With travel off the cards and many perks left redundant in the short-term, issuers like Amex went a long way, especially with the Platinum Card from American Express to make up for this. Wide-ranging and regular cashback offers and point-earning bonuses became the norm in the past few months. Should travel restrictions continue, and therefore the ability to take full advantage of all the benefits some cards offer, I hope that we will see a continuation of these sorts of offers.
For example, more offers on hotels and flights will crop us as travel companies encourage bookings.

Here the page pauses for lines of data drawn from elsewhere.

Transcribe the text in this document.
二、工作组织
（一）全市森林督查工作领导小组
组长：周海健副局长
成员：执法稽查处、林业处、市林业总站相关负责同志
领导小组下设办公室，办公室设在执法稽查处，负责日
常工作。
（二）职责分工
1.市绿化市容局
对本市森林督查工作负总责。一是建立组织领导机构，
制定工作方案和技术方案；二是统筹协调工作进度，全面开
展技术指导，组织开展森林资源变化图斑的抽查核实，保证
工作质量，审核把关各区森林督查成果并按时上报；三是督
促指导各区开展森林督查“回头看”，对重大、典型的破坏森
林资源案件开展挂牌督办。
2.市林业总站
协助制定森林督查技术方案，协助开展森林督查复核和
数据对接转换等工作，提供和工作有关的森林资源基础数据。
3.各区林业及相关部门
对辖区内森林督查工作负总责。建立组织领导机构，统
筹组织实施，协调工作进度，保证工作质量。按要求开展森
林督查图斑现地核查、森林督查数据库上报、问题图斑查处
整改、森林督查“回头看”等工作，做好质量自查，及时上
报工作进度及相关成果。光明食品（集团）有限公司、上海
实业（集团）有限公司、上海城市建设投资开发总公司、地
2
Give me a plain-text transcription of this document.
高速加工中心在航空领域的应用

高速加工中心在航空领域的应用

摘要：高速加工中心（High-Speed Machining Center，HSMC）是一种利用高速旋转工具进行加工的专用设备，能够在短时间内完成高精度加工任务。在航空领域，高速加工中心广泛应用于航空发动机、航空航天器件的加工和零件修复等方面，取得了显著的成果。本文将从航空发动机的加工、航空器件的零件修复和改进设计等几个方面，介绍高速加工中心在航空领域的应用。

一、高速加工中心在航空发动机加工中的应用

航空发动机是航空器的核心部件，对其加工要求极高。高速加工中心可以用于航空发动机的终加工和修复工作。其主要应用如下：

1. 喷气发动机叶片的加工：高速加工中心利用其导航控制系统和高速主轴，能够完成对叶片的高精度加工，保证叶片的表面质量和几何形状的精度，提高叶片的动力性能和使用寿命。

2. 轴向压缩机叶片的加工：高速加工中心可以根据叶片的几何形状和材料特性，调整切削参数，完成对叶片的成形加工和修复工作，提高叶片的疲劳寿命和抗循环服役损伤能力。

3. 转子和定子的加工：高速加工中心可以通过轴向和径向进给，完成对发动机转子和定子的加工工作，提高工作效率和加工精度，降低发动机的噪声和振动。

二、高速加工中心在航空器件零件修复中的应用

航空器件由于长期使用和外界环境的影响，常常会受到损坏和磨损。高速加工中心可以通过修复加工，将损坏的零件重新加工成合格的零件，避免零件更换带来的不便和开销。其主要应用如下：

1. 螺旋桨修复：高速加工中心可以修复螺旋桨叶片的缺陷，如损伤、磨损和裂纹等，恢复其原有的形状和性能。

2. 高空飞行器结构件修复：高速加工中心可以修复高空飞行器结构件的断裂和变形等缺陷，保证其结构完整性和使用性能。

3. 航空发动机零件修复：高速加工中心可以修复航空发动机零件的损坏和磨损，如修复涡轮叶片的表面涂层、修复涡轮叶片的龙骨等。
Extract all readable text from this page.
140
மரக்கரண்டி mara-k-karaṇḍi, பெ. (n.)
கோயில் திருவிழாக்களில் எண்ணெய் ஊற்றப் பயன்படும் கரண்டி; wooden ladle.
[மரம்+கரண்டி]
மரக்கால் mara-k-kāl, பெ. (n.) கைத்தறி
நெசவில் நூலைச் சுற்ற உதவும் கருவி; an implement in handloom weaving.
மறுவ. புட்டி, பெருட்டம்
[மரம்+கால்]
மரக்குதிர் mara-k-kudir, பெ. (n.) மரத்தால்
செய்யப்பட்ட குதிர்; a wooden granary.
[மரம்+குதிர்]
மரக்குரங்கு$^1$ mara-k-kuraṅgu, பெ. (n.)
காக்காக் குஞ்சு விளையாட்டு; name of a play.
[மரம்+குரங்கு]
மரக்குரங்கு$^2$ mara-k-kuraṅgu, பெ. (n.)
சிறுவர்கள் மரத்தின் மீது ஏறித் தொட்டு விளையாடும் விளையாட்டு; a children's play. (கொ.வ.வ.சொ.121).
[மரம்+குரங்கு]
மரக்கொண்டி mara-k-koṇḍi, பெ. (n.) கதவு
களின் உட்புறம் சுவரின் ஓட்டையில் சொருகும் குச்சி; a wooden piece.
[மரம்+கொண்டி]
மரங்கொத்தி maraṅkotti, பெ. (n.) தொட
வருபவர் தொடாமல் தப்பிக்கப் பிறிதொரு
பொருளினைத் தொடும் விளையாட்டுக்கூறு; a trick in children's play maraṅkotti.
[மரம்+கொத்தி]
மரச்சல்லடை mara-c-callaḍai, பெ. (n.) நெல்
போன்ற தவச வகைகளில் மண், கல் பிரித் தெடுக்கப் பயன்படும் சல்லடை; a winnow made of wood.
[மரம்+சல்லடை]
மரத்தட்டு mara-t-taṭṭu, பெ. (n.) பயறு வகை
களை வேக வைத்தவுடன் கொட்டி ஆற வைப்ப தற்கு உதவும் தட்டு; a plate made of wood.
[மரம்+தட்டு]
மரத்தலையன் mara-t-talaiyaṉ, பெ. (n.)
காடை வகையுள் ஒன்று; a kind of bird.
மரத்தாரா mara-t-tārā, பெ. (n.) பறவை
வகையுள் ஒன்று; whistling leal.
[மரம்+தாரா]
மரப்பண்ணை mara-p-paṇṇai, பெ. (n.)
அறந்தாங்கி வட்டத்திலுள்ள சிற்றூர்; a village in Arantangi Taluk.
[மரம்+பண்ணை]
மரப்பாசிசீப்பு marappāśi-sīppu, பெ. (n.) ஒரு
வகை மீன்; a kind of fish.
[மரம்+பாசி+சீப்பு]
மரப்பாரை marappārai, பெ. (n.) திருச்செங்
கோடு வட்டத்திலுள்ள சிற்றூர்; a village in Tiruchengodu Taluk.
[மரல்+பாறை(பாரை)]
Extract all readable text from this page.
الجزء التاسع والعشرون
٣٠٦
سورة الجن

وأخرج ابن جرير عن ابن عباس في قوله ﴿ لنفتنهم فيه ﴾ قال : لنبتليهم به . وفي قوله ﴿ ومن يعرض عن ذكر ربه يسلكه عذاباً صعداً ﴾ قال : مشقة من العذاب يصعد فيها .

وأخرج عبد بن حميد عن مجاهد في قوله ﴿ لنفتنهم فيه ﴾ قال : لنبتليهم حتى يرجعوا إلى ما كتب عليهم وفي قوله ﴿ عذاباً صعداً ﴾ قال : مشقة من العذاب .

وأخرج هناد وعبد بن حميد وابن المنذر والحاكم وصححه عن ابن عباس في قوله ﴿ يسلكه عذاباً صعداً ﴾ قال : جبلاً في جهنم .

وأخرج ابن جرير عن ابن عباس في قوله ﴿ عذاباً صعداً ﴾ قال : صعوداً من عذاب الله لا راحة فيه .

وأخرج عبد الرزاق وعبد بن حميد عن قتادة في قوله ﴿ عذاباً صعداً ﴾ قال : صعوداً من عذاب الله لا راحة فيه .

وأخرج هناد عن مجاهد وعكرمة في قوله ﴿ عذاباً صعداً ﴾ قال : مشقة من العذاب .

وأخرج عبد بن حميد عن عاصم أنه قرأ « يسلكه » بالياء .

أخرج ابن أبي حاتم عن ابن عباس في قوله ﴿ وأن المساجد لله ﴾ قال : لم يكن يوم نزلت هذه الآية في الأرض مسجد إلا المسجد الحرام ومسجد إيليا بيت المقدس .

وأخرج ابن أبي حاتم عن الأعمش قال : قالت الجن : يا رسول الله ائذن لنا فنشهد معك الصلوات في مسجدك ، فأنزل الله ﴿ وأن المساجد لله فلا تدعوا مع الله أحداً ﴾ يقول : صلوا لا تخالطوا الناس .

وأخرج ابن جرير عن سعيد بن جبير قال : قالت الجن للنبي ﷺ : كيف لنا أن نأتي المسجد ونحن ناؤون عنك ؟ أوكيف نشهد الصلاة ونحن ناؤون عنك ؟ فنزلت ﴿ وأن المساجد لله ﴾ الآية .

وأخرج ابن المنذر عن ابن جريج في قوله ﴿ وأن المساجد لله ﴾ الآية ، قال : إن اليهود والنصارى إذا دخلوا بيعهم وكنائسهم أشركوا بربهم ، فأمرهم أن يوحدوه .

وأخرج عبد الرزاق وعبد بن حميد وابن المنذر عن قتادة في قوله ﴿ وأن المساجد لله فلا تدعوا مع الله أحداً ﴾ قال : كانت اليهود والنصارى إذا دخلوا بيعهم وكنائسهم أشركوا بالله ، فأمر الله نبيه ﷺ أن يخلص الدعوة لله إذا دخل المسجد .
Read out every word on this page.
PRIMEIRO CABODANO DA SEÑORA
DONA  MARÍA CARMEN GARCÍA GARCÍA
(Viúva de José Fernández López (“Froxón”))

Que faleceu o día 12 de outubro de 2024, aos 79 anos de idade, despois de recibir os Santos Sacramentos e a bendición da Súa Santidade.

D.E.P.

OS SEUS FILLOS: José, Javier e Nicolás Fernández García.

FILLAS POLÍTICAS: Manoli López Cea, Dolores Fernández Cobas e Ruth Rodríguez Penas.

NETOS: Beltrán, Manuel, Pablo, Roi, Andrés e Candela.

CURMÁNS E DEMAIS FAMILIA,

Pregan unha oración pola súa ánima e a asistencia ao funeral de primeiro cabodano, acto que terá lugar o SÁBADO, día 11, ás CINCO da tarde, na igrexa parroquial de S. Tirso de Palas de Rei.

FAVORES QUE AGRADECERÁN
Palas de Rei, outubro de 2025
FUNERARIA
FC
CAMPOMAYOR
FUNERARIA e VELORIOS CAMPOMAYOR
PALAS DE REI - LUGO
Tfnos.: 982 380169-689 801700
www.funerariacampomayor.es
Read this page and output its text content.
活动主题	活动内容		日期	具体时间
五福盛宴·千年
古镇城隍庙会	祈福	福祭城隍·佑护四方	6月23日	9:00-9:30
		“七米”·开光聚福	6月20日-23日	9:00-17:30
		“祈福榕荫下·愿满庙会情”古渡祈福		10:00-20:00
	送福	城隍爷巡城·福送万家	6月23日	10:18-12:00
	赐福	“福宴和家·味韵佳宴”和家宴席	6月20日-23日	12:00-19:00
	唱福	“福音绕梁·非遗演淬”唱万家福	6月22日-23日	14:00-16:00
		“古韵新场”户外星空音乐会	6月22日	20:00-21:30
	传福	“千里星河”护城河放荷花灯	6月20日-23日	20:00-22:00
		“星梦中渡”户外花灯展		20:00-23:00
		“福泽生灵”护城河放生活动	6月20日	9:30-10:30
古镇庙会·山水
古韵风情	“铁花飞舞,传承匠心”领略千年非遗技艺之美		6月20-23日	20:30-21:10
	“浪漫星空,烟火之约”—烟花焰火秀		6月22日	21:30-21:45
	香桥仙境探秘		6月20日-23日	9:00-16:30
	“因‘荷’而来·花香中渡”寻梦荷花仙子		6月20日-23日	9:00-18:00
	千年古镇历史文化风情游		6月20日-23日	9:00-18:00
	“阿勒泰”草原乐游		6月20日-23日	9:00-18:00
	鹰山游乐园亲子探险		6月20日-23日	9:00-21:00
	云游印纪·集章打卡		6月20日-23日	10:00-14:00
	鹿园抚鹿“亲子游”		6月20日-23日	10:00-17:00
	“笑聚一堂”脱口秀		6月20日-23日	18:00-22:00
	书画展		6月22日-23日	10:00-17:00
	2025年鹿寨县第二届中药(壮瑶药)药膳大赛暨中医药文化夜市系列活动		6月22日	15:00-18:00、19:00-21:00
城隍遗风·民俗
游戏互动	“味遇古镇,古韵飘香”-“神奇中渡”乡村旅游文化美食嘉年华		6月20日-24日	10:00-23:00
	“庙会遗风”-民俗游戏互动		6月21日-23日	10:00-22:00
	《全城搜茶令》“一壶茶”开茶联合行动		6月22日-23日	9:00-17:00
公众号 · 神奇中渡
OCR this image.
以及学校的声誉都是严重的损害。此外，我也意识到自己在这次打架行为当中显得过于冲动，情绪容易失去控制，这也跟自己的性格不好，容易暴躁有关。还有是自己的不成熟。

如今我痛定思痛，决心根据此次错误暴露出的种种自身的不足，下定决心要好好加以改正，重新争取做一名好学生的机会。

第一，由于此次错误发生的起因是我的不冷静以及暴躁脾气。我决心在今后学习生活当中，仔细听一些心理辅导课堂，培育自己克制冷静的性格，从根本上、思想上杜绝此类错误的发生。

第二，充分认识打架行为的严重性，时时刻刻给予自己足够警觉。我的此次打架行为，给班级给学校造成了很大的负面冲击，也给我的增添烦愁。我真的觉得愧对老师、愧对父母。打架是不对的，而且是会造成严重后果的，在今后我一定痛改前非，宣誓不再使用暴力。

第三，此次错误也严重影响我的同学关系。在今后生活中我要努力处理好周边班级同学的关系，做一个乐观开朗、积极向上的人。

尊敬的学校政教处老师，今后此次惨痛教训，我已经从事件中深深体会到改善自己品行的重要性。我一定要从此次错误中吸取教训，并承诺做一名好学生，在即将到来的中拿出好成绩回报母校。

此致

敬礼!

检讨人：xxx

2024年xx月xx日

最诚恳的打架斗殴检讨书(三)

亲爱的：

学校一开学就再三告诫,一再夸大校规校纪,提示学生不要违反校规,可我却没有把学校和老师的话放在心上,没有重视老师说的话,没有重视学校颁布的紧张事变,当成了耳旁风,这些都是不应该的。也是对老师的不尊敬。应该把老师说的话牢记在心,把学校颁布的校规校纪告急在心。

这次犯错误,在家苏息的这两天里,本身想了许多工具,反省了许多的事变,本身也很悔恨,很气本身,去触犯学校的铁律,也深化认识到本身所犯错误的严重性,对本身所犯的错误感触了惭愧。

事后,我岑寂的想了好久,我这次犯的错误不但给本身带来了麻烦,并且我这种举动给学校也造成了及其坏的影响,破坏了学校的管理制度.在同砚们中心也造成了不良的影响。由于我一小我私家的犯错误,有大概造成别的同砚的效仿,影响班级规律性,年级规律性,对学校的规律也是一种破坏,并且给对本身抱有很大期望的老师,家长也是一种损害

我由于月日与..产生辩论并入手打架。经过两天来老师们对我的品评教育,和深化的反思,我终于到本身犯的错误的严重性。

I’m hopeful that itjssuers will dish out other offers and vouchers to ensure the value of their card product and associated annual fees are justified to customers.
One of the most frustrating parts of the U.K. credit card market is that issuers largely still charge an archaic foreign transaction fee. Even cards that are branded as a premium travel card, such as the Amex Platinum Card, still charge a huge 2.99% fee on purchases made outside of the U.K. In 2021, I hope issuers considering removing the fee to encourage international spending on their cards and travel starts to ramp up again.
With the uncertainty of Brexit looming, who knows what’s going to happen? The cap on interchange fees could be discarded and issuers faced with the prospect of increased earnings may compete more aggressively for customers and ramp up offerings to entice sign-ups. I certainly hope so.
This is pie in the sky for now, so all I really hope is that issuers continue to believe in the rewards card market and continue to improve products and provide value where value has been lost due to the global pandemic.
With all the changes to come, we will be here to advise and help you make the right choices and ultimately spend your hard-earned points to realise your 2021 travel dreams.